Each year, a post appears on a news website sounding the alarm that Australian cinema is dead. It’s dying! It’s all going down and you better start selling the furniture now because how else will you make some of the money back? Well, folks, I’m here to say that I’ve not seen any articles of the such so far, so I’ll proudly pick up the baton and bemoan the death of Australian cinema.
But Andrew! You wrote up a list of thirty of the best Australian films of the year! How can the industry be dying?
Well, me, thanks for asking that question. I appreciate it. I’ll jump right into that exact topic in just a moment. First of all, I want to mention that this post is going to be full of a lot of ‘what about me’ whinging, so if that’s not your thing, then thanks for the click!
Still here? Great.
Warwick Thornton’s Sweet Country is one of the greatest films Australian cinema has ever been fortunate enough to witness.
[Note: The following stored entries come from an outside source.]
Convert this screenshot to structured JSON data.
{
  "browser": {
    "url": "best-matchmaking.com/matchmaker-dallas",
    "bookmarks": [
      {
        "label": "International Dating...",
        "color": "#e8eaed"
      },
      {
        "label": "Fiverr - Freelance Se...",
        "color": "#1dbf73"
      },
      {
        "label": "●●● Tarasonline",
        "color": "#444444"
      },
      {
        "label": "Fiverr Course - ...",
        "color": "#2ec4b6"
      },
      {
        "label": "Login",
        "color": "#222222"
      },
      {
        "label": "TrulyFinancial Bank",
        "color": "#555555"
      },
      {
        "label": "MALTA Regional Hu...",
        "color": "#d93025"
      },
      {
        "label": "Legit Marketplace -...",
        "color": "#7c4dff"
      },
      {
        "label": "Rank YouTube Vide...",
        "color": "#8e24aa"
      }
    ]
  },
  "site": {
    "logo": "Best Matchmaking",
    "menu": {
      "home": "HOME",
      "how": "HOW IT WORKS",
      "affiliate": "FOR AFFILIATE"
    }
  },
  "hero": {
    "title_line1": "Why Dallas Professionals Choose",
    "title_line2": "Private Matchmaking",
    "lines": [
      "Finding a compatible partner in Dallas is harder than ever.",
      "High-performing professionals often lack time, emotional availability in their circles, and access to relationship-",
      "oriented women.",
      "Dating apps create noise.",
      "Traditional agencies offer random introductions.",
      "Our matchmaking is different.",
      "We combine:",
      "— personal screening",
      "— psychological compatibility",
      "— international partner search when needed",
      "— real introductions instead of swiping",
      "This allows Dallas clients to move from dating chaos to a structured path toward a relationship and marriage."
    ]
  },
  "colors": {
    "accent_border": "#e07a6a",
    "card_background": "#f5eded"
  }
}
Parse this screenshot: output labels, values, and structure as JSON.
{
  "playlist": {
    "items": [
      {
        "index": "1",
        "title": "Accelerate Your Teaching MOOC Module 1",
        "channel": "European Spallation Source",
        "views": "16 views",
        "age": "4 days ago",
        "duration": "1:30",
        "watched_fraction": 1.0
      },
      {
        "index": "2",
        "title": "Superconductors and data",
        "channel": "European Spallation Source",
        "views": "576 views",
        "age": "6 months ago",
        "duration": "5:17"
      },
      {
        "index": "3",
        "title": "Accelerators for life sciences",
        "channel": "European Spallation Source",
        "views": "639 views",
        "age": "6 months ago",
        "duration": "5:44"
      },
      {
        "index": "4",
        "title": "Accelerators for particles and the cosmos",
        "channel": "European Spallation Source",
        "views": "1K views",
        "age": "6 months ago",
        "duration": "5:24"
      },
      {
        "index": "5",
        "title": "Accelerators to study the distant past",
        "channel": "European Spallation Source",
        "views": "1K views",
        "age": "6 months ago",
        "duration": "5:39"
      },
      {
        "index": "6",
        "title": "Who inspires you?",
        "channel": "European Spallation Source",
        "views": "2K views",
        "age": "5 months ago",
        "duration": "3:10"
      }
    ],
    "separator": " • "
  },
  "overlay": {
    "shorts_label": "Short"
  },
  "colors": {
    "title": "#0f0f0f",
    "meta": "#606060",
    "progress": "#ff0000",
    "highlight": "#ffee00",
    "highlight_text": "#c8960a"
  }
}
It swept the 8th AACTA Awards, winning Best Picture, Best Director, Best Actor, Best Screenplay, Best Cinematography, and Best Editing. It joins the likes of Lion, Hacksaw Ridge, Mad Max: Fury Road, The Babadook/The Water Diviner, The Great Gatsby, The Sapphires, and Red Dog, as being the cream of the crop when it comes to Australian cinema as deemed by the Australian film industry.
Yet, unlike Lion, Hacksaw Ridge, and Mad Max: Fury Road, Sweet Country is decidedly absent from awards discussions and ‘Best Films of 2018’ lists. Where those films all garnered Best Picture nominations at the Academy Awards (mostly thanks to the international names and funding attached to them), Sweet Country is nowhere to be found in the discussion of films worthy of such an honour.
In a discussion like this, it’s hard to find an entry point that easily answers the question of ‘why isn’t Sweet Country being talked about more?’ The first response to that question is: does Sweet Country warrant being discussed in end of year lists? For me, I believe it does. But, it’ll take a bit of scene setting to explain why it warrants discussion.
Now, I’ll be the first to admit that I buy into my own hype. I love Australian films more than the average viewer and have created a platform that aims to elevate the awareness and discussion about Australian cinema. I’ve had my fair share of questions about whether I’m bias in favour of Australian cinema – and sure, I’ll cop to that. I get it. When someone goes on about one thing so much, it’s easy to raise an eyebrow and question whether they’re over-invested in that subject.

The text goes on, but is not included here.